Imagine for a moment if you will, that you are playing center field for the Diamondbacks on a given day. The score is tied 0-0 and it is in the fourth inning. Now, a lot of people might say “Boy what a boring game, there haven’t been any runs”! But stay with me, and I will show you just how much is actually going on. There is a runner on first, and he is a fast runner that just smoked a line drive single to you in center field to start the top half of the inning. The number three hitter is at the plate, and you begin to analyze what might unfold before you in the next two minutes.
- 0-0 The runner might take off for second on the first pitch. It’s a close game and he’s got speed, so he might try to make something happen with his legs. If he does go, I need to wait until the pitch has been delivered to break in towards second base. If I don’t I risk getting exposed by a potential hit and run. If the ball is hit slowly to the outfield I need to try to keep the runner at second. And lastly, if the ball is hit to the gap, I need to get it to my cut off guy quickly because the guy at the plate does not have great speed, so we can either get a play at the plate, or get an out at second.
- 1-0 The first pitch is a ball. I now need to be more aware of a potential hit and run. Their ace pitcher is mowing us down so far, so one run might be enough today.
- 2-0 Second pitch is a ball. Let’s see if he takes a pitch here, but I still need to be ready because he might be sitting fastball and could get a hold of one.
- 2-1 He was sitting fastball, and just missed it.
- Pop out to short. 1 out.
This is what went through my mind during the first out of the fourth inning on this Sunday’s game. I often times try to imagine what I would be thinking as a fielder, and the action of the game speeds up. Of course, many other times, I just sit and blissfully watch plays being made while soaking up the sun, and not thinking of anything but whether or not I should have another hot dog.
The point of this little exercise is to give an example of how much is actually going on during any pitch of any game. I could have written another page about what other thoughts are going through the center fielder’s mind; everything from where to cover, to hitter tendencies in certain counts, to defensive shifts of the infield. I know that most of you who frequent this site already know most of these thoughts, and are aware of what goes into every play… I mean, this was just the center fielder’s thoughts for goodness sakes! But, what is so truly special about baseball is that it is a game of thought and preparation of what MIGHT happen. And as a fan we get to experience the spectrum of action at our leisure.

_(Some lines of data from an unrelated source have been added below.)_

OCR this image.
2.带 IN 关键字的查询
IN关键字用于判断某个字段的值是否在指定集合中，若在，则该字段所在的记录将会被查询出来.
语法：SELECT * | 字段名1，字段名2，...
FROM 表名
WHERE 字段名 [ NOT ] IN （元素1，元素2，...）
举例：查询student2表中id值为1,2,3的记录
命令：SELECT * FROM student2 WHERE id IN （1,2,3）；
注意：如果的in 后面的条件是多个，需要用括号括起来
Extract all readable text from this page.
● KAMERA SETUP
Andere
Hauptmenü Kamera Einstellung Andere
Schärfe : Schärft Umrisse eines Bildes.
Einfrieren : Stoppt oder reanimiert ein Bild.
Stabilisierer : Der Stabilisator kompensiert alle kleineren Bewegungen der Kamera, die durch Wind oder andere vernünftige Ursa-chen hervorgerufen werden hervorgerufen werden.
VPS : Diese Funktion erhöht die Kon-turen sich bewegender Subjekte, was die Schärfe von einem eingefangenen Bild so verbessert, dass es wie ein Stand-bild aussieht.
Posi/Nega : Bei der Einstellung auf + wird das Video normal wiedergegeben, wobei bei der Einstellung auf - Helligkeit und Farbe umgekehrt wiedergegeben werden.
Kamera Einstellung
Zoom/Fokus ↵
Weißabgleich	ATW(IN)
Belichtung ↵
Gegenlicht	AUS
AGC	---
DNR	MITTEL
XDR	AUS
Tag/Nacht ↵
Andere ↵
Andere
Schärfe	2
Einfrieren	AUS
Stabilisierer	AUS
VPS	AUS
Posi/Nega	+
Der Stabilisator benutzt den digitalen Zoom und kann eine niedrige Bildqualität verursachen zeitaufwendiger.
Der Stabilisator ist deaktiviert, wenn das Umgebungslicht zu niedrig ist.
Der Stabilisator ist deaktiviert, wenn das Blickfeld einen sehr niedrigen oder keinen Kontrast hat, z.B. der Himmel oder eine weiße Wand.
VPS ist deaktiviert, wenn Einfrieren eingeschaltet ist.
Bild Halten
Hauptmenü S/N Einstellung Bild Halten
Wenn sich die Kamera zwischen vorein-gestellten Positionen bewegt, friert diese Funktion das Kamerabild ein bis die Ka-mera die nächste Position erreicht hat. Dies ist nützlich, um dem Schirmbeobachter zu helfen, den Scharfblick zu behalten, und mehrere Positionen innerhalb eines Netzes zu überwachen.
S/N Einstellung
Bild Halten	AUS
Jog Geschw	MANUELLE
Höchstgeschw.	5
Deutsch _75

But what I really want readers to glean from this idea, is that there is excitement in baseball. It might not be in the form of a 250-pound linebacker smashing the face off of some running back, and don’t get me wrong, I enjoy that entertainment too. But the excitement is there. I consistently hear “Games take too long to play, I don’t have time to watch them” or “I can’t stand how slow baseball is”. Well, I know that I might have an old fashioned thought pattern, but chill the heck out! Have we evolved so far in society such that we can’t spare three hours on a Sunday to hang out with friends and family and enjoy a game that speaks to our childhood as well as our country’s past? I for one cherish the slow pace of baseball, and hope that nothing changes too drastically while I am alive. I don’t have anywhere more important to be than right here with my family. Except for maybe the hot dog vendor.